U.S. surveillance architecture includes collection of revealing Internet, phone metadata

On March 12, 2004, acting attorney general James B. Comey and the Justice Department’s top leadership reached the brink of resignation over electronic surveillance orders that they believed to be illegal.

President George W. Bush backed down, halting secret foreign-
intelligence-gathering operations that had crossed into domestic terrain. That morning marked the beginning of the end of STELLARWIND, the cover name for a set of four surveillance programs that brought Americans and American territory within the domain of the National Security Agency for the first time in decades. It was also a prelude to new legal structures that allowed Bush and then President Obama to reproduce each of those programs and expand their reach.
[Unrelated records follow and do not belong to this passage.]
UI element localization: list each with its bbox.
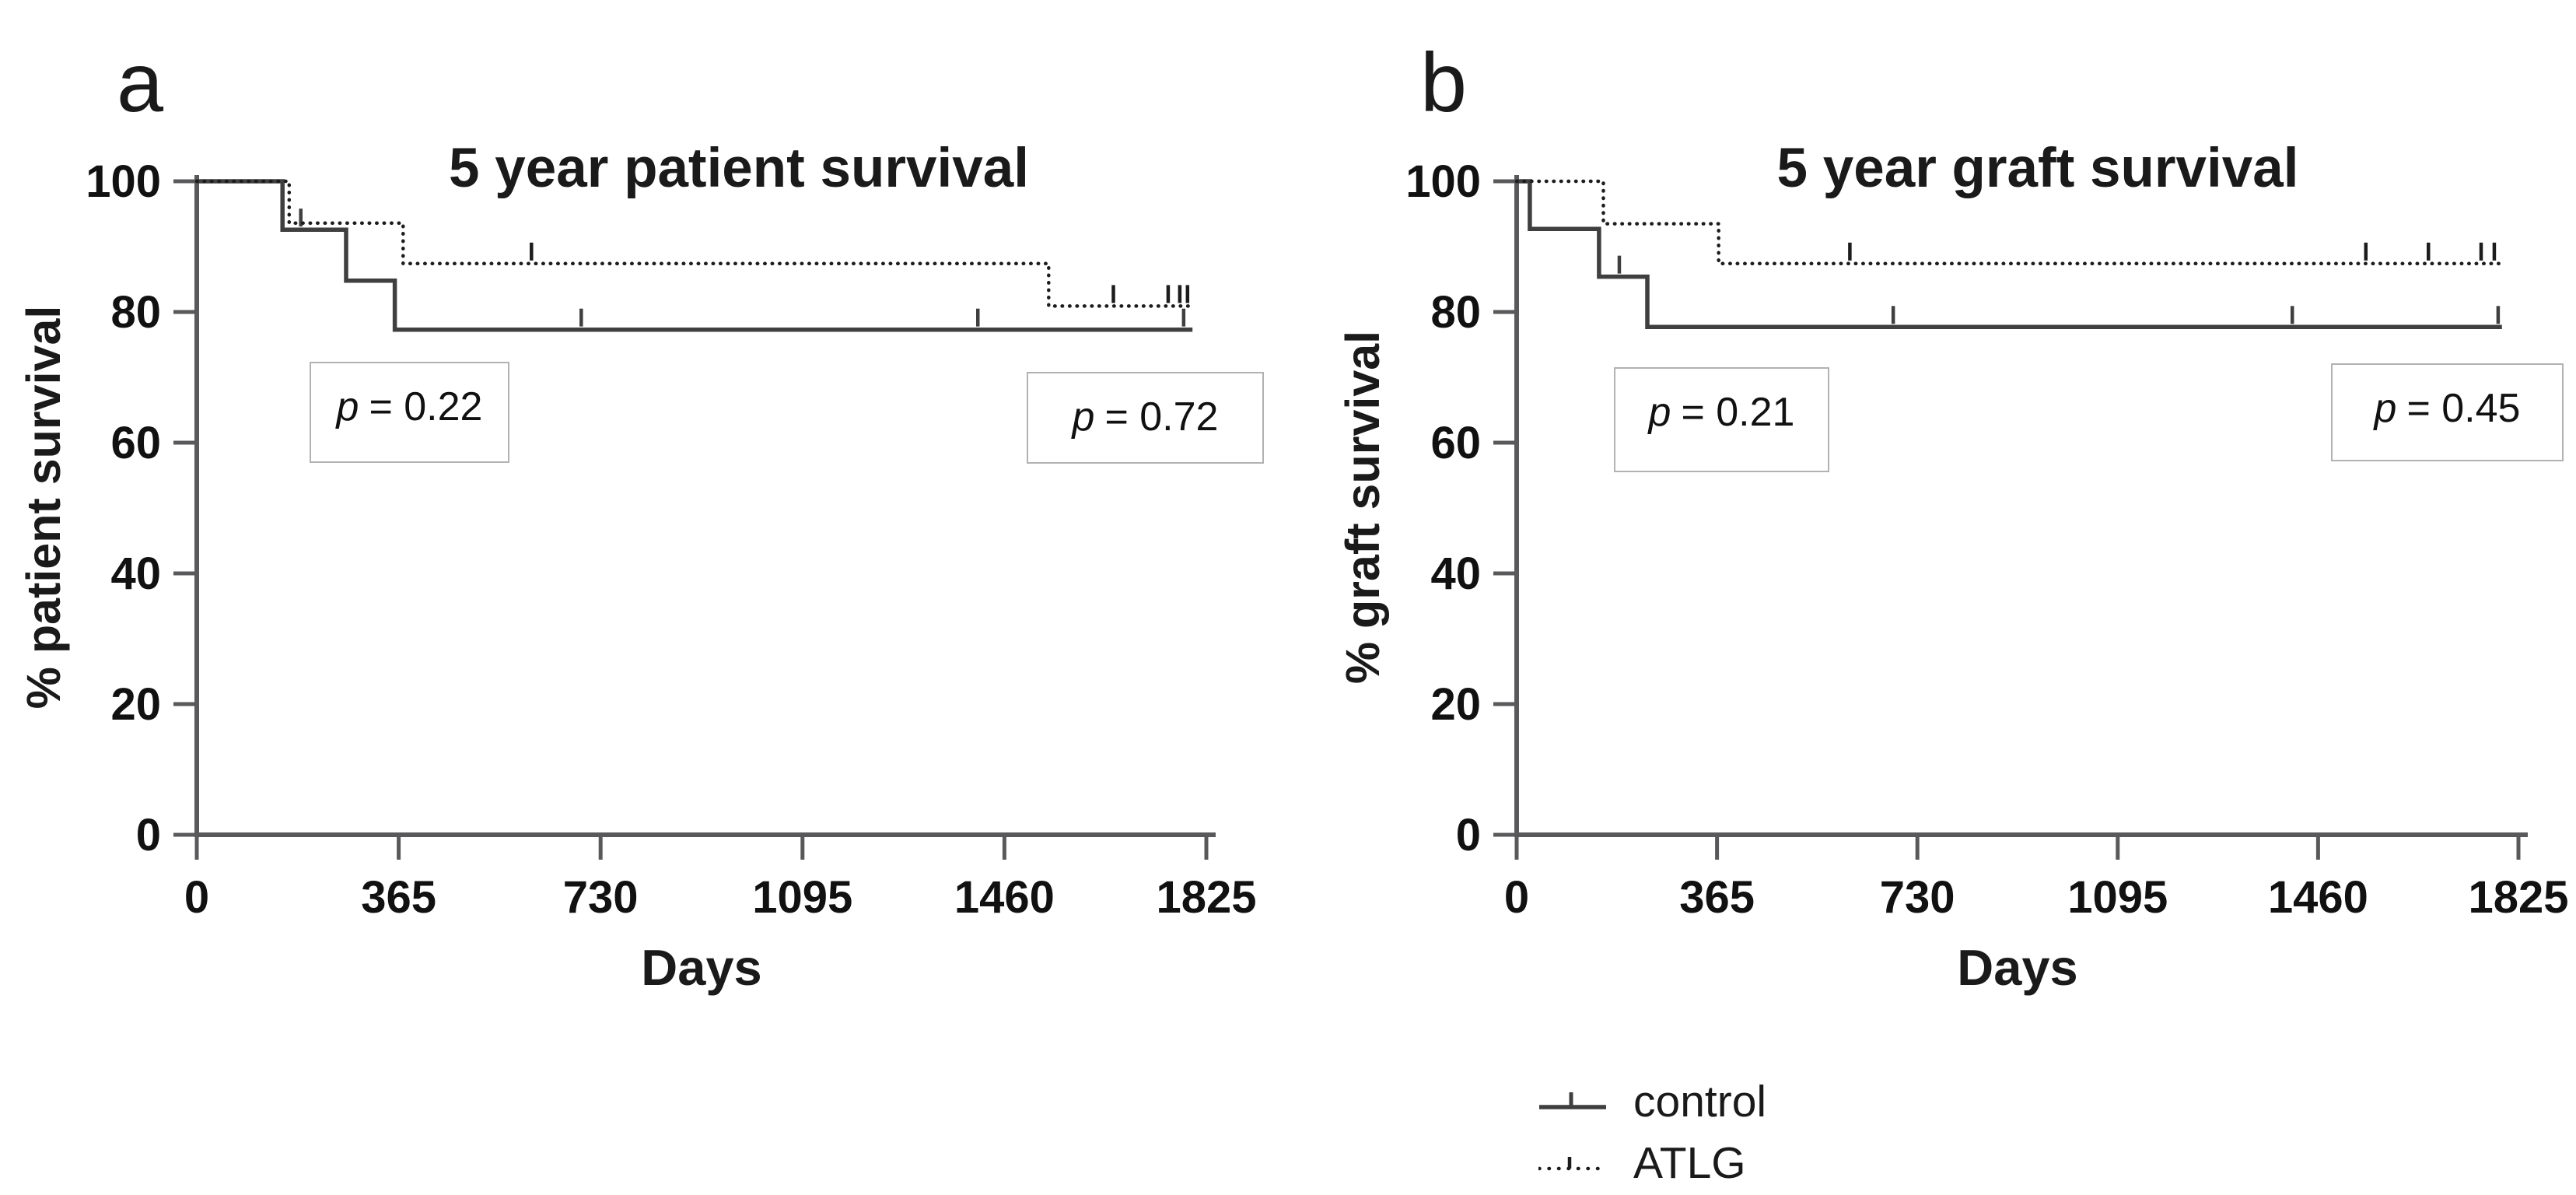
x-tick-label: 730 [563,872,639,923]
y-tick-label: 100 [1405,156,1481,207]
legend-label-control: control [1633,1076,1767,1127]
p-value-text: = 0.45 [2406,386,2521,431]
solid-line-with-censor-tick-icon [1539,1092,1606,1109]
x-tick-label: 0 [1504,872,1529,923]
y-tick-label: 0 [136,810,161,860]
x-tick-label: 365 [1679,872,1755,923]
y-tick-label: 40 [110,548,161,599]
x-tick-label: 1460 [2268,872,2368,923]
x-tick-label: 1825 [2468,872,2568,923]
x-tick-label: 365 [361,872,436,923]
legend-item-atlg: ATLG [1538,1132,1766,1193]
p-value-box-graft-early: p = 0.21 [1614,367,1829,472]
p-symbol: p [1072,394,1095,440]
p-symbol: p [336,384,359,429]
chart-title-graft-survival: 5 year graft survival [1776,138,2299,199]
x-tick-label: 1095 [2067,872,2168,923]
p-value-box-patient-late: p = 0.72 [1027,372,1264,464]
p-symbol: p [1648,390,1671,435]
y-tick-label: 100 [86,156,161,207]
figure-legend: control ATLG [1538,1071,1766,1193]
y-tick-label: 80 [1430,287,1481,338]
legend-item-control: control [1538,1071,1766,1132]
panel-letter-a: a [117,35,164,129]
p-value-text: = 0.72 [1104,394,1219,440]
legend-label-atlg: ATLG [1633,1137,1746,1188]
y-tick-label: 60 [110,418,161,468]
y-tick-label: 80 [110,287,161,338]
km-curve-atlg [1514,179,2502,266]
y-tick-label: 20 [110,679,161,730]
p-value-text: = 0.22 [369,384,483,429]
dotted-line-with-censor-tick-icon [1538,1156,1607,1170]
x-axis-label-days-a: Days [641,939,762,996]
p-symbol: p [2374,386,2397,431]
x-tick-label: 1460 [954,872,1055,923]
km-curve-control [197,179,1193,332]
x-axis-label-days-b: Days [1957,939,2078,996]
x-tick-label: 730 [1880,872,1955,923]
x-tick-label: 1825 [1156,872,1256,923]
p-value-text: = 0.21 [1681,390,1795,435]
panel-letter-b: b [1420,35,1468,129]
y-tick-label: 40 [1430,548,1481,599]
x-tick-label: 0 [184,872,209,923]
y-tick-label: 60 [1430,418,1481,468]
km-curve-atlg [194,179,1192,308]
y-tick-label: 0 [1456,810,1481,860]
x-tick-label: 1095 [752,872,852,923]
y-axis-label-patient: % patient survival [17,305,70,710]
y-axis-label-graft: % graft survival [1336,330,1389,685]
chart-title-patient-survival: 5 year patient survival [449,138,1029,199]
km-curve-control [1517,179,2502,330]
p-value-box-graft-late: p = 0.45 [2331,363,2564,461]
p-value-box-patient-early: p = 0.22 [310,362,509,463]
y-tick-label: 20 [1430,679,1481,730]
What exactly STELLARWIND did has never been disclosed in an unclassified form. Which parts of it did Comey approve? Which did he shut down? What became of the programs when the crisis passed and Comey, now Obama’s expected nominee for FBI director, returned to private life?

Authoritative new answers to those questions, drawing upon a classified NSA history of STELLARWIND and interviews with high-ranking intelligence officials, offer the clearest map yet of the Bush-era programs and the NSA’s contemporary U.S. operations.

STELLARWIND was succeeded by four major lines of intelligence collection in the territorial United States, together capable of spanning the full range of modern telecommunications, according to the interviews and documents.